I have been getting varied feedback on my story. It's nice to get different opinions on it. The one constant bit of praise I have been receiving is for my characters.
I'm glad that people enjoy them as much as do. They're all a bunch of hellions.
I want to say, I don't think or claim to know much about writing. All my experience comes from being an avid reader and writing as a hobby for twelve years. I am an amateur, I just thought I would give my opinion on what makes a character come to life, and what makes one flat.
1. Description Dumping.
I feel like everyone already knows about info-dumping. It's one of the big writing no-nos. I don't think I've heard anyone mention this. This one is going to take some explaining and maybe some examples.
For starters, just know I love description and I use and perhaps overuse it. You do need description. You do have to describe your characters for your readers. It's all in the execution, how and when you do it. I for one hate when I open a book and on the first page the author feels the need to describe the character in excruciating detail. Down to their slightly crooked nose. It drives me nuts, especially when we are in that character's pov.
You might be thinking, isn't that a good thing. You want the reader to know what your characters look like.I know, I used to do the exact same thing. The day I started treating my characters like actual people was when my writing improved dramatically. I for one have never woken up and acknowledged that, I was of average size, with large brown eyes, and long chestnut colored hair. I don't acknowledge it because I am already well aware of the fact. So is your character.
Use other characters to sneak in bits about your character, but make sure you don't over do it. Think of what runs through your head when looking at another person. It usually isn't poetic and gooey.
2. Telling us what your character is.
This one might bug me more than the first one. I see this way to often even in popular best selling books. Never tell us your character is brave, smart, beautiful, courageous, cool, intelligent, evil... etc. The second you say it, er write it. I can't take it seriously. I won't believe it, especially if the character's actions contradict it. You can have a different character imply things about your character, but never tell us. Show us.

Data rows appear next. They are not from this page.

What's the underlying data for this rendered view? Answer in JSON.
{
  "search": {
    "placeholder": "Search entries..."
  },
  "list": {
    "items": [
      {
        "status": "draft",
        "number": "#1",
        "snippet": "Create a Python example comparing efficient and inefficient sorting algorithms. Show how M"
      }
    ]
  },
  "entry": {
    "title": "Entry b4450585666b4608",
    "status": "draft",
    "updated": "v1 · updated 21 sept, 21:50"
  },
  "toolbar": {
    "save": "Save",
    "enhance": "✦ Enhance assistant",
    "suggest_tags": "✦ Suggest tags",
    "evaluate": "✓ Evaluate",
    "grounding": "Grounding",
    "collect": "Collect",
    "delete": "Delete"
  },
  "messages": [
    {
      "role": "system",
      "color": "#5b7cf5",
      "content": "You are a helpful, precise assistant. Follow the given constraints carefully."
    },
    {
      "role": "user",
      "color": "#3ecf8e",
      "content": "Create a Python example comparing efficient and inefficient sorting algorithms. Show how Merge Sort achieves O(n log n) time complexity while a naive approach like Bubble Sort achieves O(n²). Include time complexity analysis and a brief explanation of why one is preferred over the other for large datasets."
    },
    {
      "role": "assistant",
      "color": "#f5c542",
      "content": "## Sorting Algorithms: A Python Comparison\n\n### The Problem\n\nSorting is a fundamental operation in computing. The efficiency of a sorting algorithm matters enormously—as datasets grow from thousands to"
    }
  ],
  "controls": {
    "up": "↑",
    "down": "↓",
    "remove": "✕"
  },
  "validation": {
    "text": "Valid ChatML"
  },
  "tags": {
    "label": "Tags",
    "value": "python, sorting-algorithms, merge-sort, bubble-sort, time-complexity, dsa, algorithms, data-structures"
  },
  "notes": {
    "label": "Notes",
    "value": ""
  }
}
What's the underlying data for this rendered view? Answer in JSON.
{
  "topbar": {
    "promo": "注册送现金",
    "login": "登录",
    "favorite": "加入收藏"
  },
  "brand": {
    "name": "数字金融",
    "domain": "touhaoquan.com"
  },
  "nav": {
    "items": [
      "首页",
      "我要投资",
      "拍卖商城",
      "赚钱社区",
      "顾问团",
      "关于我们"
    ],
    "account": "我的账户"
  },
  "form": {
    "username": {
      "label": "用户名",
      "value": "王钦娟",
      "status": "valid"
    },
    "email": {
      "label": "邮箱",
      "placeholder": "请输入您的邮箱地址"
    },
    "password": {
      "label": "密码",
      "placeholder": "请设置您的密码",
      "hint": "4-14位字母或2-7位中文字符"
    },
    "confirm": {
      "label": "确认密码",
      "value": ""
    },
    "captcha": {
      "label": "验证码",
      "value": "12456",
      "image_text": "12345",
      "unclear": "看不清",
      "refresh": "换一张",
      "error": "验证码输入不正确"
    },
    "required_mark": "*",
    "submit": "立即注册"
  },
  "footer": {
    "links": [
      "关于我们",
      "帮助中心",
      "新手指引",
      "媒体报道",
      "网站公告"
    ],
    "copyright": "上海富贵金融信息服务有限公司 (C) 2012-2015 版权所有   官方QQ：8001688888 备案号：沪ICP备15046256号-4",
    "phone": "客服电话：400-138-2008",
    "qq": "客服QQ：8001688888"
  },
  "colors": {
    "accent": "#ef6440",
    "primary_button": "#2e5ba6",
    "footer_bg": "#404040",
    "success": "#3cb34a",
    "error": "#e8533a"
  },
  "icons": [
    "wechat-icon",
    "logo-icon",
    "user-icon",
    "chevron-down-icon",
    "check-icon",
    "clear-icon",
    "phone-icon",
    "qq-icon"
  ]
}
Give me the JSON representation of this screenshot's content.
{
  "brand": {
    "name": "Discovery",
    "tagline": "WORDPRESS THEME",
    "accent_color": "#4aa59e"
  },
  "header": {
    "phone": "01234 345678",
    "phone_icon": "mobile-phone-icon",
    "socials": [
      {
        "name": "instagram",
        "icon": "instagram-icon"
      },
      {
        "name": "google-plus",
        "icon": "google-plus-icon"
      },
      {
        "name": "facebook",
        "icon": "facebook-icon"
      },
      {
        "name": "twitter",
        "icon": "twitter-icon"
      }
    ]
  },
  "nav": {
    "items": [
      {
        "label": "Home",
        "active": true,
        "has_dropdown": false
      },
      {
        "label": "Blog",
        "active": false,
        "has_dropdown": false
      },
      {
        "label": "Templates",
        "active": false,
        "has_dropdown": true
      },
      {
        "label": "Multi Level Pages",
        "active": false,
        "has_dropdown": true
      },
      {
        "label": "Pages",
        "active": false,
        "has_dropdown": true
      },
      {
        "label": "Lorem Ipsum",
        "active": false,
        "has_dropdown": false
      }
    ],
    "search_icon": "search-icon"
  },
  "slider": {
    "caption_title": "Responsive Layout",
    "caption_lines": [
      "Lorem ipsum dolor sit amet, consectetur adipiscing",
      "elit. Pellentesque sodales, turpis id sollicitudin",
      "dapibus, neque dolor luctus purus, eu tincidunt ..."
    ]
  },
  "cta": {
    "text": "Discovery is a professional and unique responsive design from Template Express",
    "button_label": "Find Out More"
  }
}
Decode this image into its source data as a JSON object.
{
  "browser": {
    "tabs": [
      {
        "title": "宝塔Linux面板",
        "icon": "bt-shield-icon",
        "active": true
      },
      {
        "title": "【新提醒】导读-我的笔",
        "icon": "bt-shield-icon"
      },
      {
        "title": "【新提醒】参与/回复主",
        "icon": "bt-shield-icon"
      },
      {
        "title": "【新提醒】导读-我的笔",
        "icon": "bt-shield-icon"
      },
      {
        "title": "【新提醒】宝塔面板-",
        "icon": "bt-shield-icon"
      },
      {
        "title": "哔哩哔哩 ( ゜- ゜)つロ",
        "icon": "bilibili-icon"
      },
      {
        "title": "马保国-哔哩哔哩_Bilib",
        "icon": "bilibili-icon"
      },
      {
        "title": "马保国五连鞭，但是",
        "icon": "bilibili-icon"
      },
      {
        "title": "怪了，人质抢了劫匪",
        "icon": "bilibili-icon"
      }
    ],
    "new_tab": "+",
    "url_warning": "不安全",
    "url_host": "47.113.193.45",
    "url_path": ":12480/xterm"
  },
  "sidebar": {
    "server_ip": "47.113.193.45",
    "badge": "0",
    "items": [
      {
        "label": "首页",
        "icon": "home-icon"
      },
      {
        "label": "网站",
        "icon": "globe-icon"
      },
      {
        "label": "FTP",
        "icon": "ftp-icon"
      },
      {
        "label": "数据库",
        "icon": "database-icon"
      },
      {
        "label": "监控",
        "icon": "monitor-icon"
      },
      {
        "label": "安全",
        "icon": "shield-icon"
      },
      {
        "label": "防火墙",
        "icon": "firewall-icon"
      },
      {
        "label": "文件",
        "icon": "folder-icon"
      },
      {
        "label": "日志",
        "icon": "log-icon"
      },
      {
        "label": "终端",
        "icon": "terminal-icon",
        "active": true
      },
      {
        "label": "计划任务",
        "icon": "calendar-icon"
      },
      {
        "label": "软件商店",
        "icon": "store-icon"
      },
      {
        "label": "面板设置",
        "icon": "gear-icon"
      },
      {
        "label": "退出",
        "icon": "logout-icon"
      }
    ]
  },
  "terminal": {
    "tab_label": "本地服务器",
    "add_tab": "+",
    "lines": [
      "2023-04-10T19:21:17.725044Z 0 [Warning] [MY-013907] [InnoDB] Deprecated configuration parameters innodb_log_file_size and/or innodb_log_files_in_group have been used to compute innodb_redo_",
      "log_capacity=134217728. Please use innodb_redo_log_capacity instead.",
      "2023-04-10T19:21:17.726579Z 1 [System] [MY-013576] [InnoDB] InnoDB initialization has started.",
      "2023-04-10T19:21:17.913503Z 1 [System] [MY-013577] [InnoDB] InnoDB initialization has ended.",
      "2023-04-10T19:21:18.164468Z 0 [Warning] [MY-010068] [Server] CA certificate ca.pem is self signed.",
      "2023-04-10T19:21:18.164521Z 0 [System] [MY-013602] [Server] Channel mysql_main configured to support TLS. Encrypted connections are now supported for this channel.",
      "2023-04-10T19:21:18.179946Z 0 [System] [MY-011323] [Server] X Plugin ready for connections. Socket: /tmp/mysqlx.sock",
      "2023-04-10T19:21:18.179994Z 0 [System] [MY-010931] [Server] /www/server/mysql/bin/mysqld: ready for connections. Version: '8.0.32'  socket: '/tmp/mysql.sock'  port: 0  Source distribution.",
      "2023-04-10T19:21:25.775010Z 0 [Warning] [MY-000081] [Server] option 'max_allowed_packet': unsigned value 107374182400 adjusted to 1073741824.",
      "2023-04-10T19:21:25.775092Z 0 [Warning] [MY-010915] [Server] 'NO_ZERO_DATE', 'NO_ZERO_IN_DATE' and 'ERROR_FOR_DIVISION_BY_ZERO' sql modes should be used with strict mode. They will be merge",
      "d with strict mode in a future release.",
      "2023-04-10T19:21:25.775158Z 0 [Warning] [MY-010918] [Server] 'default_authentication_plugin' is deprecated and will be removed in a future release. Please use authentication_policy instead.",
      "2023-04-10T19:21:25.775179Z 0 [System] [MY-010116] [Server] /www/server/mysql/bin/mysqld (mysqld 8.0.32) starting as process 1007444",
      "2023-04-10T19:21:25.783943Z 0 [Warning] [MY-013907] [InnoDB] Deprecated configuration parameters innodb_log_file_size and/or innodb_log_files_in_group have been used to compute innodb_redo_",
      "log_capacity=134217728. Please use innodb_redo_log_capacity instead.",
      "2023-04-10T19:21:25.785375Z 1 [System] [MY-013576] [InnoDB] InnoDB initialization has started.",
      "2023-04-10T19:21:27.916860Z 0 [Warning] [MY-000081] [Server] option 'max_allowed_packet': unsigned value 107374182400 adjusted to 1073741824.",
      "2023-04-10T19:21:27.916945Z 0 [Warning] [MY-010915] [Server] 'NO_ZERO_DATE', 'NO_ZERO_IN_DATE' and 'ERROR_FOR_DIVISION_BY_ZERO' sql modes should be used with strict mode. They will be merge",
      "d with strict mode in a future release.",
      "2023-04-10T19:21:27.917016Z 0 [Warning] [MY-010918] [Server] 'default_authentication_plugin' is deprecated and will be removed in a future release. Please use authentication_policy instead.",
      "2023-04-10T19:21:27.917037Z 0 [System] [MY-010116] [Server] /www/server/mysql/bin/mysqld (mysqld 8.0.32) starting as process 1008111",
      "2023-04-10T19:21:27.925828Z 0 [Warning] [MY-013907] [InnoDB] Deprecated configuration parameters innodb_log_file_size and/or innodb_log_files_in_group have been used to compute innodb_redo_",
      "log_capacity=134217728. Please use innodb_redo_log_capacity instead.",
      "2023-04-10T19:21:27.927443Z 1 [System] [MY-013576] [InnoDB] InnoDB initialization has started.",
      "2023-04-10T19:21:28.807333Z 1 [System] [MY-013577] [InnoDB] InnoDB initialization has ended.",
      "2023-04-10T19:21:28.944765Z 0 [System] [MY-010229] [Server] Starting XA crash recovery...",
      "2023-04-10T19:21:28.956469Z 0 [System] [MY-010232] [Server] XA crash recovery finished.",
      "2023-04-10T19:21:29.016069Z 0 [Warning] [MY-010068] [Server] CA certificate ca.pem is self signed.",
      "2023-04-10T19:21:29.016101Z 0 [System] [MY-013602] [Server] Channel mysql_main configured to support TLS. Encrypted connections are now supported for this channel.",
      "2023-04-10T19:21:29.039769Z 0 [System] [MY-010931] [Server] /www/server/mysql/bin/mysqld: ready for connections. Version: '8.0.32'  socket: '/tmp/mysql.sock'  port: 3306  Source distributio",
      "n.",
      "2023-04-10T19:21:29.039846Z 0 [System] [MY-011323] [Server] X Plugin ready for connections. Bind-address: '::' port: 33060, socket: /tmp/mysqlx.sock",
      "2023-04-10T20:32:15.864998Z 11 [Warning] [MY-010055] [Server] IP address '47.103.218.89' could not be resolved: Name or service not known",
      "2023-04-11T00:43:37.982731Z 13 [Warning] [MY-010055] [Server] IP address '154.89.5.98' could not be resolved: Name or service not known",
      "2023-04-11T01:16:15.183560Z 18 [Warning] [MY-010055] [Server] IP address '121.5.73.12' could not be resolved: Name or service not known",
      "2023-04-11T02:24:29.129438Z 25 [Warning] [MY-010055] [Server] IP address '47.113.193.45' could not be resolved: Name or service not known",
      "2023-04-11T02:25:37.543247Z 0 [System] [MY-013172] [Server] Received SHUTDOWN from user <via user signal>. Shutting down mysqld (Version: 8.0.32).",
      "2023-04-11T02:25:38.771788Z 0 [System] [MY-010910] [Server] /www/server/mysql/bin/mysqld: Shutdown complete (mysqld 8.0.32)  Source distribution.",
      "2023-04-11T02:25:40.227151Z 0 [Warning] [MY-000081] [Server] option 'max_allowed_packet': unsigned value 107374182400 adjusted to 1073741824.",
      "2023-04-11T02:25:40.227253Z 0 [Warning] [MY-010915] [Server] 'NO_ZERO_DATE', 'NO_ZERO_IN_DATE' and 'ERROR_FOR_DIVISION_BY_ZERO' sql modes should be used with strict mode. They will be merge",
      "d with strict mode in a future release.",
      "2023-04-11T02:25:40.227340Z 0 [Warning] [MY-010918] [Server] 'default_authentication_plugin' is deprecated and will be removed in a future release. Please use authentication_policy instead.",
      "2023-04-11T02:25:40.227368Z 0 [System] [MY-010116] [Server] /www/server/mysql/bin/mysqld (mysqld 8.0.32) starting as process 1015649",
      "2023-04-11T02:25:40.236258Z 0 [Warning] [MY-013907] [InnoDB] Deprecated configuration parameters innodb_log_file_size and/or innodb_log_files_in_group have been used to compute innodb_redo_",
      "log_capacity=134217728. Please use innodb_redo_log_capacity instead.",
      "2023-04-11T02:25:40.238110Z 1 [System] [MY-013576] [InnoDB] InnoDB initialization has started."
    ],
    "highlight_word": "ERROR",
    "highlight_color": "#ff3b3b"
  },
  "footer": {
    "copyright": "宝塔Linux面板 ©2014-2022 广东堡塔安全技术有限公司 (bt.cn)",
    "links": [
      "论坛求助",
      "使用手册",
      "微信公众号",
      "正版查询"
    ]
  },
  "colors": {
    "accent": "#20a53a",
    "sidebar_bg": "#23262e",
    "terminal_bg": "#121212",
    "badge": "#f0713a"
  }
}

I was reading 'Stalking Prince Dracula' we are constantly told by the character and others how clever she is.
She is not.
(Cringing because I probably do this all the time)
3. Superficial characters
On to my third and final point. Because I could honestly rant about this for hours, and I needed to stop myself somewhere. You know those character worksheets that people fill out with things like your characters favorite color, birthday, and favorite food. Scrap it!
Okay, let me explain. These are fine things to know about your character, they are. They just don't matter in the grand scheme of things. They also turn your character into a bunch of facts on a piece of paper. Don't do that, it's okay to not know everything about them. Treat them like people, they have layers, emotions, and heart.
Focus on establishing their voice, their quirks, and mannerisms. That's what will make them stand out. Also let them be human, let them be awkward, make dumb mistakes. Sometimes they won't know the reason they are behaving in a certain way. You don't have to explain their every move.
Rant over, I now realize this was for me. I have victimized myself.